Le petit-fils de la vieille Hogue est mort.

L’enfant était né très faible et il avait toujours été chétif, malingre, souffreteux, mal en point. Il s’est rendu à cinq mois puis un matin, sa mère l’a trouvé sans vie dans son berceau.

Alors, la grand-mère Hogue qui fait des journées à droite et à gauche comme femme de peine, est allée voir le curé pour s’entendre au sujet du service religieux.

Dès les premiers mots, le curé, paternel et brave homme, lui a dit :

— Ne vous tracassez pas, Mme Hogue. Si vous voulez l’amener à l’église je lui chanterai un Libéra et ça ne vous coûtera rien.

La figure de la femme prit une expression offensée.

— Mais, monsieur le curé, nous ne voulons pas l’enterrer comme un chien. Nous voulons avoir un service, insiste la grand-mère.

— Oui, oui, amenez-le à l’église. Il y aura une petite cérémonie et vous n’aurez pas un sou à débourser, assure le curé qui sait que la vieille femme gagne sa pitance à laver des planchers chez les autres et à faire des ménages.

— Mais, monsieur le curé, vous nous prenez pour des quêteux. Je veux un service, un vrai service, pas des simagrées.

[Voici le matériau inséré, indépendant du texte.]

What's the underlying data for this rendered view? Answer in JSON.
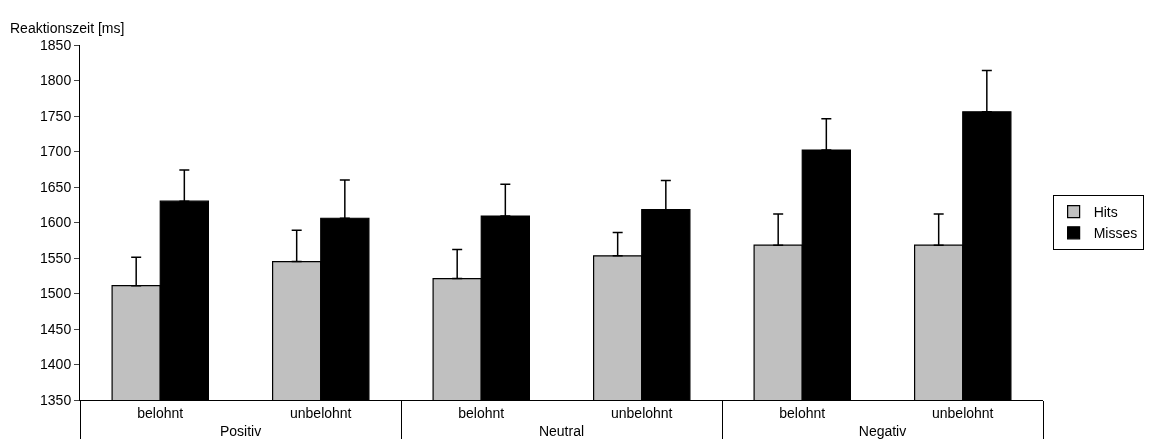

— Écoutez, Mme Hogue, l’enfant n’a pas besoin de ça pour aller au ciel. C’est déjà un petit ange au paradis. Néanmoins, je peux dire la messe si vous le désirez, mais il n’y aura pas de chantres, car ils sont occupés et je ne saurais les réunir. D’ailleurs, pour un enfant de cinq mois, ce serait une extravagance.

— Je veux un service avec des chantres. Je paierai ce qu’il faudra. Si vous ne voulez pas chanter un service, j’irai me plaindre à l’évêque. Vous êtes ici pour donner à vos paroissiens ce qu’ils vous demandent dans ces choses-là.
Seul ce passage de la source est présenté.